Court Sides with Plaintiff in Search Term Dispute of Electronic Data
Most Agreed Orders regarding electronically stored information (ESI) state that the parties shall agree upon search terms to produce relevant data. However, obtaining an agreement on search terms is sometimes easier said than done in contentious litigation.
In The Shaw Group Inc. v. Zurich American Insurance Company, et al., Civil Action No. 12-257-JJB-RLB (M.D.La., September 3, 2014), Plaintiff sued defendant, its insurance carrier, for breach of contract and bad faith. By Agreed Protective Order dated September 25, 2013, the parties were to come up with a list of search terms of Plaintiff’s database for the ESI production.
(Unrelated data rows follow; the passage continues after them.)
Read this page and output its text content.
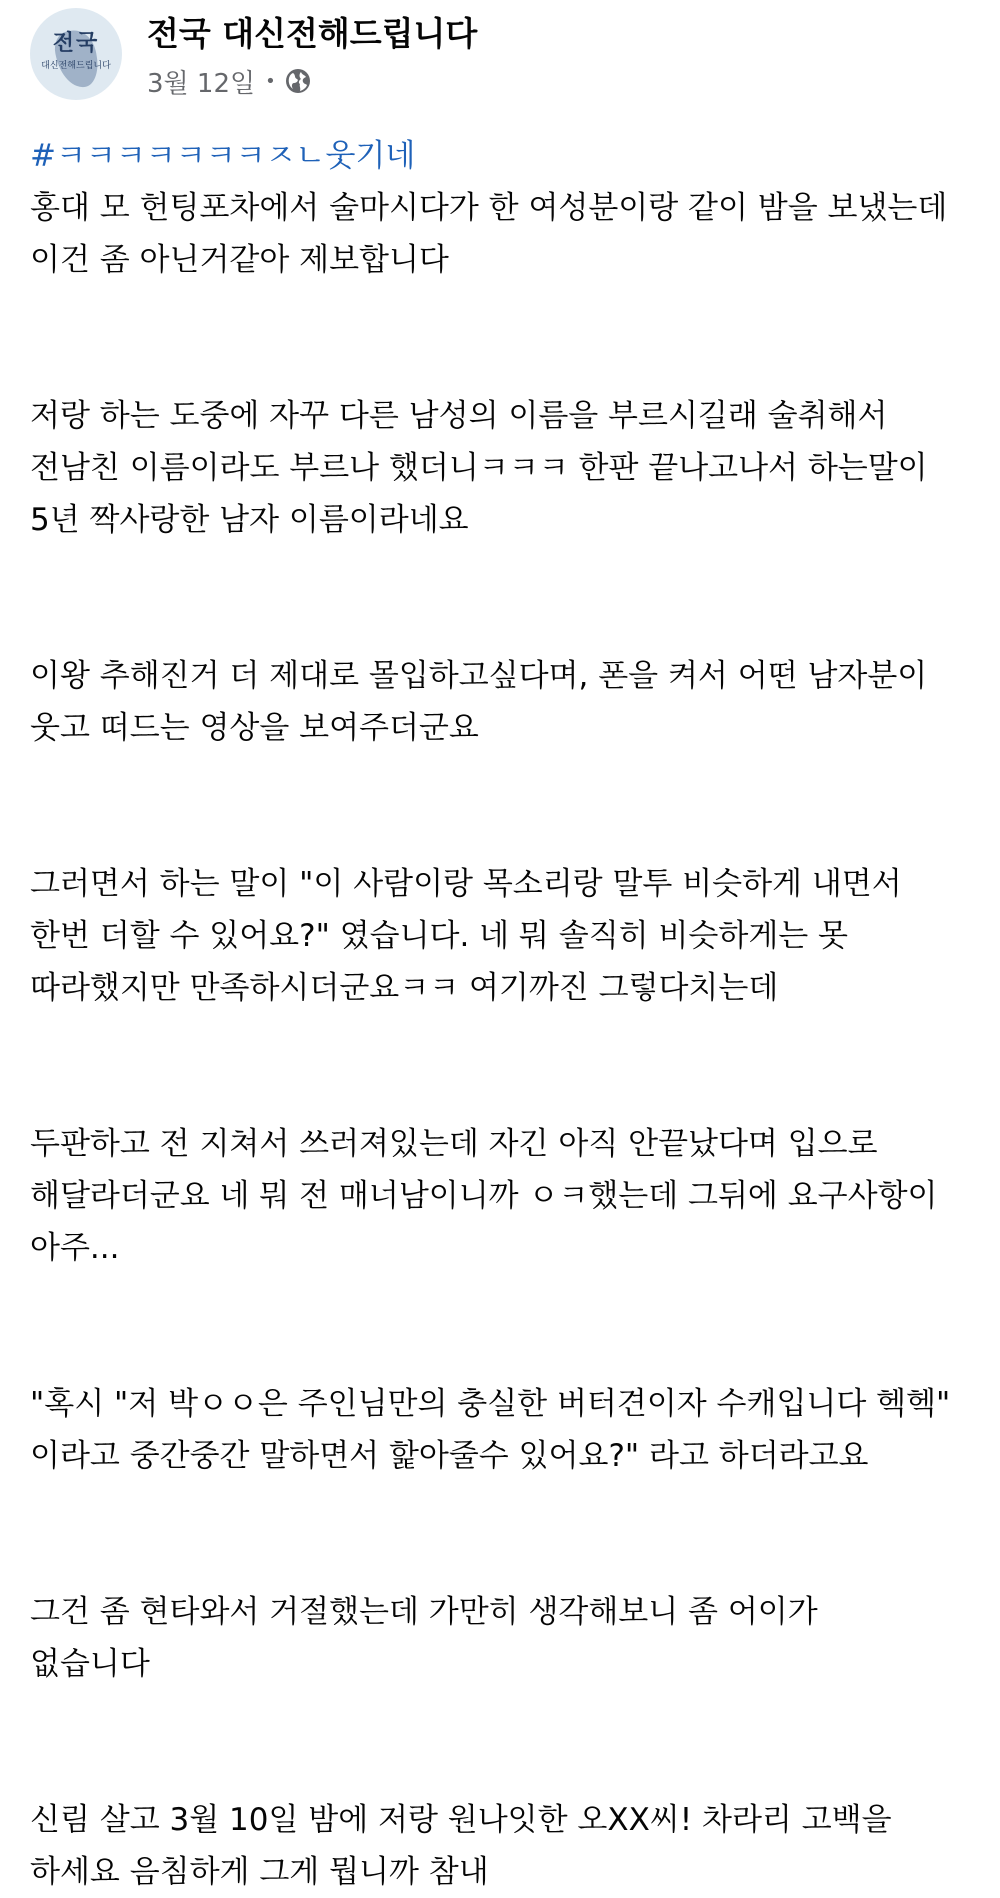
전국
대신전해드립니다
전국 대신전해드립니다
3월 12일 •

#ㅋㅋㅋㅋㅋㅋㅋㅈㄴ웃기네

홍대 모 헌팅포차에서 술마시다가 한 여성분이랑 같이 밤을 보냈는데

이건 좀 아닌거같아 제보합니다

저랑 하는 도중에 자꾸 다른 남성의 이름을 부르시길래 술취해서

전남친 이름이라도 부르나 했더니ㅋㅋㅋ 한판 끝나고나서 하는말이

5년 짝사랑한 남자 이름이라네요

이왕 추해진거 더 제대로 몰입하고싶다며, 폰을 켜서 어떤 남자분이

웃고 떠드는 영상을 보여주더군요

그러면서 하는 말이 "이 사람이랑 목소리랑 말투 비슷하게 내면서

한번 더할 수 있어요?" 였습니다. 네 뭐 솔직히 비슷하게는 못

따라했지만 만족하시더군요ㅋㅋ 여기까진 그렇다치는데

두판하고 전 지쳐서 쓰러져있는데 자긴 아직 안끝났다며 입으로

해달라더군요 네 뭐 전 매너남이니까 ㅇㅋ했는데 그뒤에 요구사항이

아주...

"혹시 "저 박ㅇㅇ은 주인님만의 충실한 버터견이자 수캐입니다 헥헥"

이라고 중간중간 말하면서 핥아줄수 있어요?" 라고 하더라고요

그건 좀 현타와서 거절했는데 가만히 생각해보니 좀 어이가

없습니다

신림 살고 3월 10일 밤에 저랑 원나잇한 오XX씨! 차라리 고백을

하세요 음침하게 그게 뭡니까 참내
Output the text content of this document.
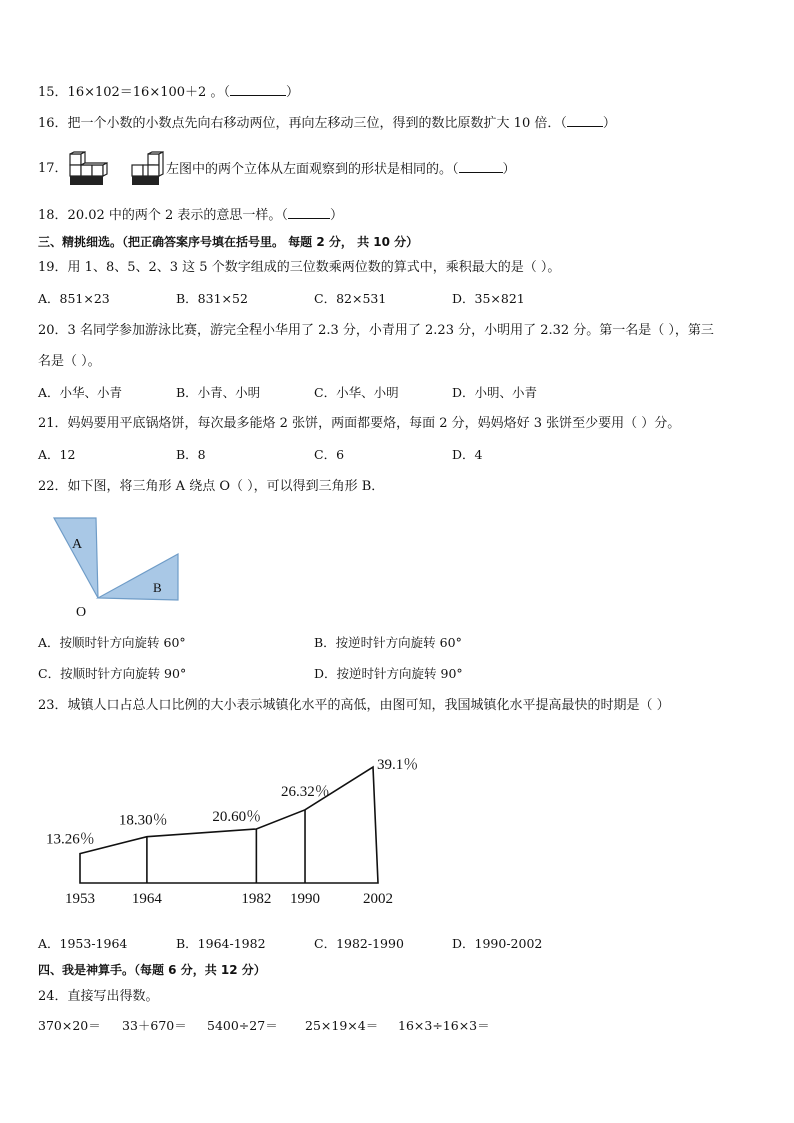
15．16×102＝16×100＋2 。（	）
16．把一个小数的小数点先向右移动两位，再向左移动三位，得到的数比原数扩大 10 倍．（	）
17．	左图中的两个立体从左面观察到的形状是相同的。（	）
18．20.02 中的两个 2 表示的意思一样。（	）
三、精挑细选。（把正确答案序号填在括号里。 每题 2 分， 共 10 分）
19．用 1、8、5、2、3 这 5 个数字组成的三位数乘两位数的算式中，乘积最大的是（ ）。
A．851×23	B．831×52	C．82×531	D．35×821
20．3 名同学参加游泳比赛，游完全程小华用了 2.3 分，小青用了 2.23 分，小明用了 2.32 分。第一名是（ ），第三
名是（ ）。
A．小华、小青	B．小青、小明	C．小华、小明	D．小明、小青
21．妈妈要用平底锅烙饼，每次最多能烙 2 张饼，两面都要烙，每面 2 分，妈妈烙好 3 张饼至少要用（ ）分。
A．12	B．8	C．6	D．4
22．如下图，将三角形 A 绕点 O（ ），可以得到三角形 B．
A
B
O
A．按顺时针方向旋转 60°	B．按逆时针方向旋转 60°
C．按顺时针方向旋转 90°	D．按逆时针方向旋转 90°
23．城镇人口占总人口比例的大小表示城镇化水平的高低，由图可知，我国城镇化水平提高最快的时期是（ ）
13.26％
18.30％	20.60％
26.32％
39.1％
1953 1964	1982 1990	2002
A．1953-1964	B．1964-1982	C．1982-1990	D．1990-2002
四、我是神算手。（每题 6 分，共 12 分）
24．直接写出得数。
370×20＝ 33＋670＝ 5400÷27＝ 25×19×4＝ 16×3÷16×3＝
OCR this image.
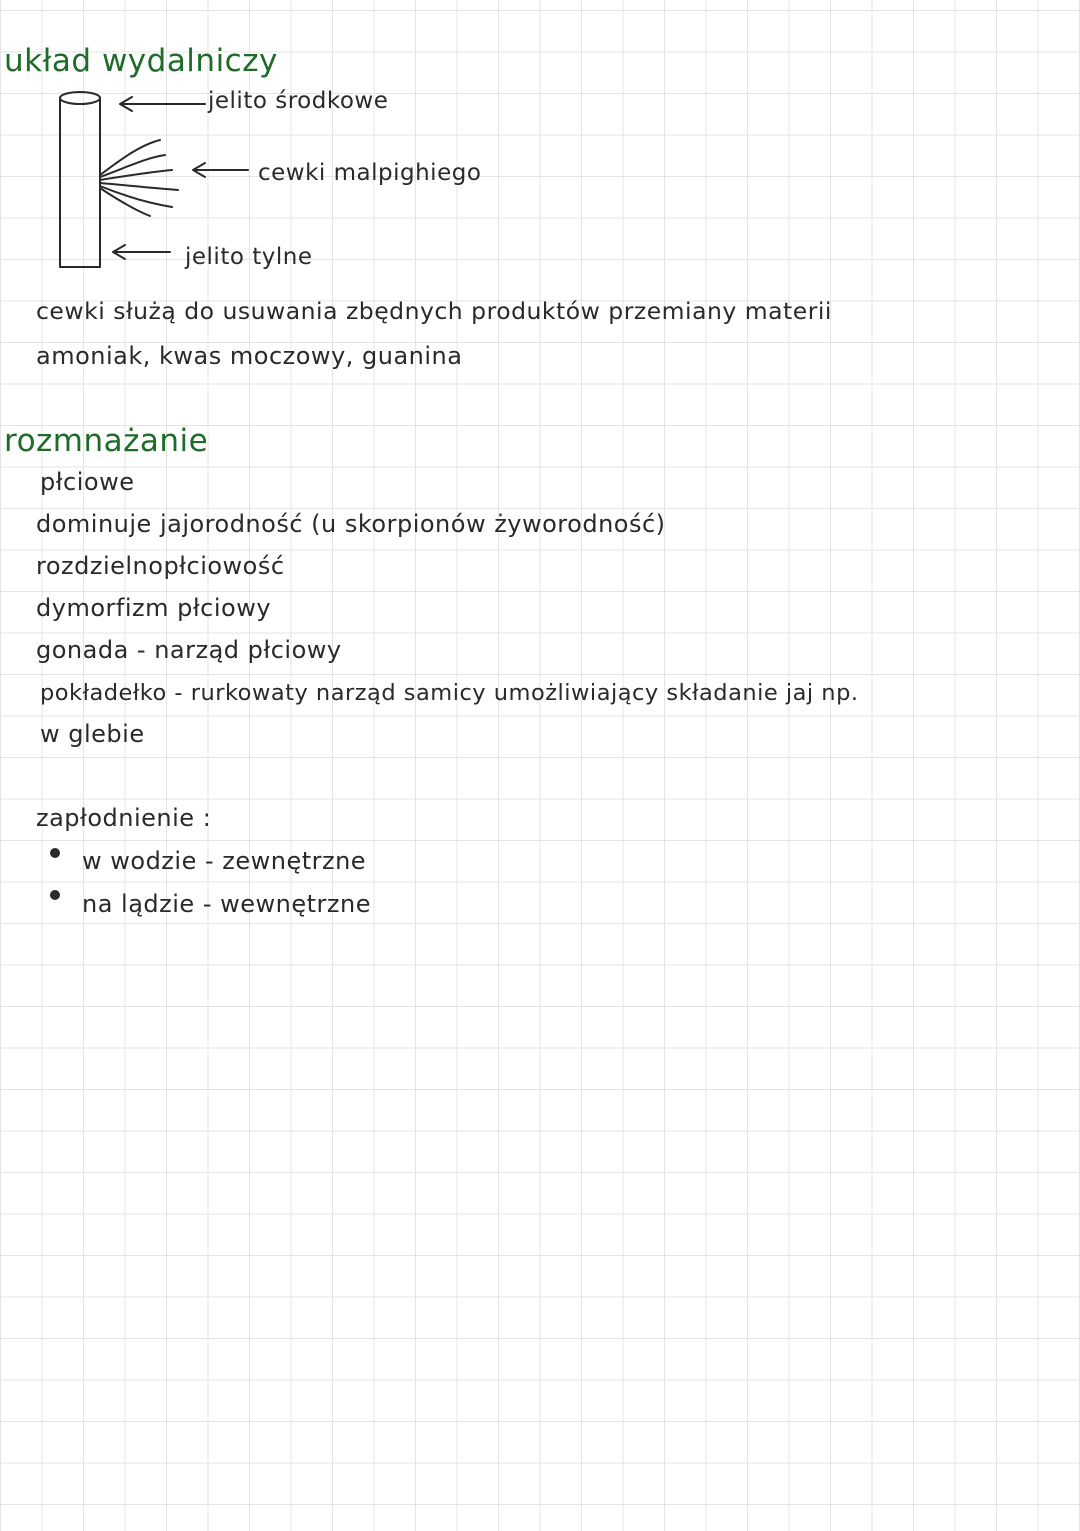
układ wydalniczy
jelito środkowe
cewki malpighiego
jelito tylne
cewki służą do usuwania zbędnych produktów przemiany materii
amoniak, kwas moczowy, guanina
rozmnażanie
płciowe
dominuje jajorodność (u skorpionów żyworodność)
rozdzielnopłciowość
dymorfizm płciowy
gonada - narząd płciowy
pokładełko - rurkowaty narząd samicy umożliwiający składanie jaj np.
w glebie
zapłodnienie :
w wodzie - zewnętrzne
na lądzie - wewnętrzne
On December 10, 2013, Defendant served a Request for Production for plaintiff ESI.
On January 24, 2014, Defendant sent a proposed list of search terms for five custodians. The list of 90 search terms included the names of entities of the underlying insurance claim lawsuit and included broad terms such as settlement, settle, mediation, mediator, claims, defense, deductible, attorney fees, etc. as just a few examples. Plaintiff objected to these terms as overly broad and unreasonable, claiming that such terms would generate 103,202 emails with 20,000 attachments. The estimated time and cost of review would be 10-14 weeks at $550,000 to $650,000.
Plaintiff suggested its own list of 28 search terms, including all the insurance policy numbers and names of the excess insurers, which was based on prior search terms used in the underlying case’s subrogation litigation. Defendant refused to alter its proposed search terms and filed a Motion to Compel on July 7, 2014, only four days before the discovery deadline. Plaintiff responded with a Motion for Protective Order to use its own proposed search terms.
The court first chastised Defendant for filing a Motion to Compel late and so close to discovery closing. The court also noted that failing to reach an agreement on search terms did not relieve Plaintiff from fulfilling its discovery obligations by the deadline. However, in resolving the search term dispute, the court agreed Defendant’s proposed terms were unreasonable. The court found Plaintiff’s terms were more appropriately tailored to produce relevant ESI and less likely to produce irrelevant documents. Therefore, Plaintiff was ordered to produce the ESI using their own suggested search terms.